To examine the impact of cortical activity and brain states on behavior we developed new trained behavioral tasks for head-restrained mice. Mice were trained to lick for a water reward in response to a tactile or thermal stimulus, and reach and press a sensor with their forepaw following a brief tactile stimulus. This allowed us to record and manipulate cortical activity in behaving mice and link cortical activity to tactile and thermal perception and movement of the forepaw. We showed that cortical ongoing and sensory evoked activity is required for thermal perception and voluntary control of forelimb movement.
We used head-restrained awake and anesthetized mice. We monitored mouse behavior with movement sensors and capacitance contact sensors alongside high speed filming. To monitor cortical activity we made extracellular action potential, local field potential and membrane potential measurements of cortical neurons in vivo. Identified cortical cell types were targeted either with in vivo two-photon microscopy of fluorescently labeled neurons in transgenic mice, or with optogenetic stimulation during recording or blind recordings with post-hoc biocytin staining.
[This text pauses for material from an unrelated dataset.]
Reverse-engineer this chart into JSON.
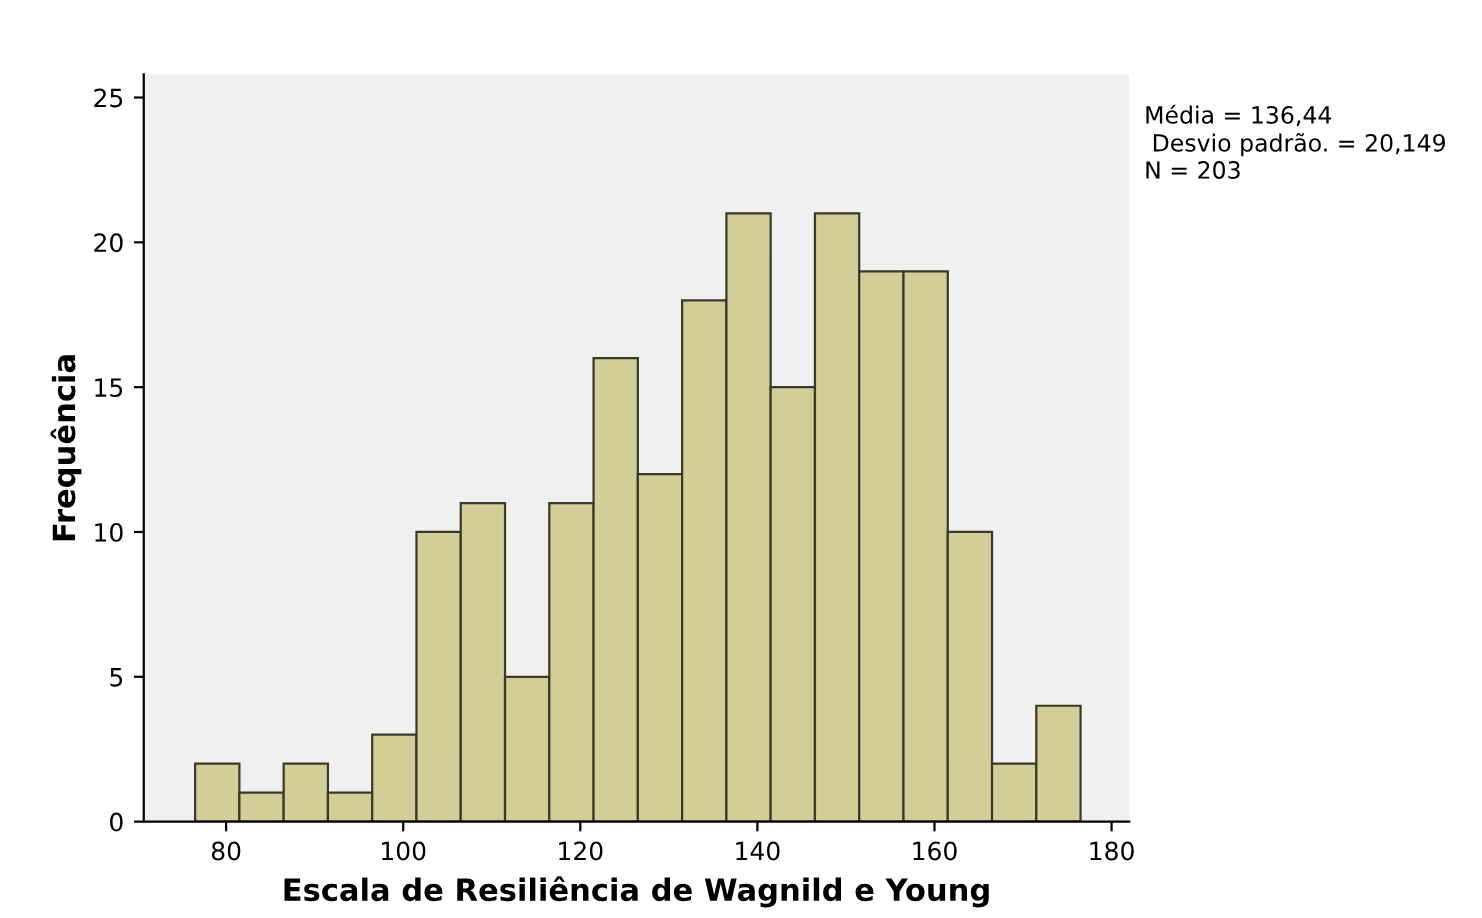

Dual whole-cell recordings from layers 2/3 and 5 in awake mice have shown laminar differences in the dynamics of cortical activity across layers during different brain states, with layer 5 neurons firing earlier during slow oscilaltions and more during periods of movement. Two-photon recordings from layer 2/3 pyramidal neurons identified higher firing cortical excitatory pyramidal neurons that express higher levels of the immediate early gene cfos. Moreover fos expressing layer 2 pyramidal neurons were observed to have distinct sensory response properties and thalamo-cortical functional wiring.
To measure the impact of cortical states on monosynaptic transmission we have developed multiple (2 to 4) two-photon targeted whole-cell recordings from identified cell types in vivo. This technique allowed us to both record and stimulate neighboring identified and synaptically connected cells. We have identified unitary excitatory and inhibitory synaptic connections between cortical neurons and compare their properties during periods of quiescence and network activity and their impact on local network activity. In vivo cortical connections showed low overall connectivity with more reciprocal connections than expected, but were less reliable and had lower levels of paired pulse depression than prior cortical slice studies.
To examine the impact of cortical activity and brain states on behavior we developed new trained behavioral tasks for head-restrained mice. Mice were trained to lick for a water reward in response to a tactile or thermal stimulus, and reach and press a sensor with their forepaw following a brief tactile stimulus. This allowed us to record and manipulate cortical activity in behaving mice and link cortical activity to tactile and thermal perception and movement of the forepaw. We showed that cortical ongoing and sensory evoked activity is required for thermal perception and voluntary control of forelimb movement.